Well, sisters, Christmas Day came, and we were up by daylight, for Cousin Emily Elizabeth is, as I have told you, a High Church woman and an Episcopalian. We haven't got any meeting-house of that denomination in our neighborhood, and I don't exactly know what high and low church means, without it is that one set hold to meeting-houses with a belfry, and the others stand up for a high steeple—a thing that I told Cousin E. E. we common people didn't aspire to; at which she laughed again, as if I had said something awfully witty.

Well, in another report I have given you an account of this daybreak meeting in the High Church, but just now I am taken up with the Christmas dinner.

Now don't calculate, because we eat dinner punctually at noon in Vermont, that people here do the same thing, because it is nothing of the sort. Poor working people do that in this city, and nobody else. The more genteel and the richer you are, the later you eat your meals. Most of the well-to-do merchants eat dinner at six. Men that have got above earning their own living dine later yet, and some have got so disgustingly genteel and rich, that I don't suppose they dine till next day.

Cousin Dempster attends to business yet, so he settled down on eight o'clock for his dinner, and a splendid affair it was.

When Cousin E. E. and I came rustling downstairs with a cataract of silk rolling after us, I just screamed right out.
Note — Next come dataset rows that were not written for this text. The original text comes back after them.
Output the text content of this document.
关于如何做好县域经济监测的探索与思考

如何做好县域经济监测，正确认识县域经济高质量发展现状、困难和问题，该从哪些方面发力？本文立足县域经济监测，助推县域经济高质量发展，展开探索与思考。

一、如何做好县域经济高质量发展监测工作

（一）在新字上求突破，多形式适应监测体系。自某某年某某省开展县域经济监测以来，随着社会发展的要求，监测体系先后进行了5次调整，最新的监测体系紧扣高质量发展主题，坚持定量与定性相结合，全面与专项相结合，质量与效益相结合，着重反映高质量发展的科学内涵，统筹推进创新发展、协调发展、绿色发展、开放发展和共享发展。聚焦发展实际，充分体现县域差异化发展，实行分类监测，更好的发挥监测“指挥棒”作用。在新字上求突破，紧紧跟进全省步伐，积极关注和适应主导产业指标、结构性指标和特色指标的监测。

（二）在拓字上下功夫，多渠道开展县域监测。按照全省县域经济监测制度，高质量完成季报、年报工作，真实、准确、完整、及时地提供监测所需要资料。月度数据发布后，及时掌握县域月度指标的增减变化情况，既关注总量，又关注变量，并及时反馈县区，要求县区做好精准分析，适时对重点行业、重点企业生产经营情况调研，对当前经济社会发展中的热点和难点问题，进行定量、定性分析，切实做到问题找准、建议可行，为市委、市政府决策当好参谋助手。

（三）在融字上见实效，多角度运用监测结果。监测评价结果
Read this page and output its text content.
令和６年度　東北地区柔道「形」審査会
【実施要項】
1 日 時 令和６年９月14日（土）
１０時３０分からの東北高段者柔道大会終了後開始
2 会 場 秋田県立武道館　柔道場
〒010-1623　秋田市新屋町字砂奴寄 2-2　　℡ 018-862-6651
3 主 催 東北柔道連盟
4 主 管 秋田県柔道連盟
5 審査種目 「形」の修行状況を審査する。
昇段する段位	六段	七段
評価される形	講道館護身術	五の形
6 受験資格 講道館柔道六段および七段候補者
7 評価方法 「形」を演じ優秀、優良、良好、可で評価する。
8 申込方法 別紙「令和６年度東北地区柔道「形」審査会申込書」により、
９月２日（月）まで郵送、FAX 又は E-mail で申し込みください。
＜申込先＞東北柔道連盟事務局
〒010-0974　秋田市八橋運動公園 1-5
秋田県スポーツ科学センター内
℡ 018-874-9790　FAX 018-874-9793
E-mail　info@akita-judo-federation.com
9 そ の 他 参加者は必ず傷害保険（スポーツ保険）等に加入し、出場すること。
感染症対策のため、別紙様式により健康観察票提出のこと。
The sight of that table was so exhilarating, glass a-shining—silver dishes and things a-sparkling—flowers heaped up in flower-pots and twisted in wreaths around the glass globe overhead, which flashed, and sparkled, and glittered as if it had been frozen up with ten thousand icicles that flung back all the light without melting a drop. The silk curtains were all let down. The carpet looked like a flower-bed, and the whole room was a sight to behold.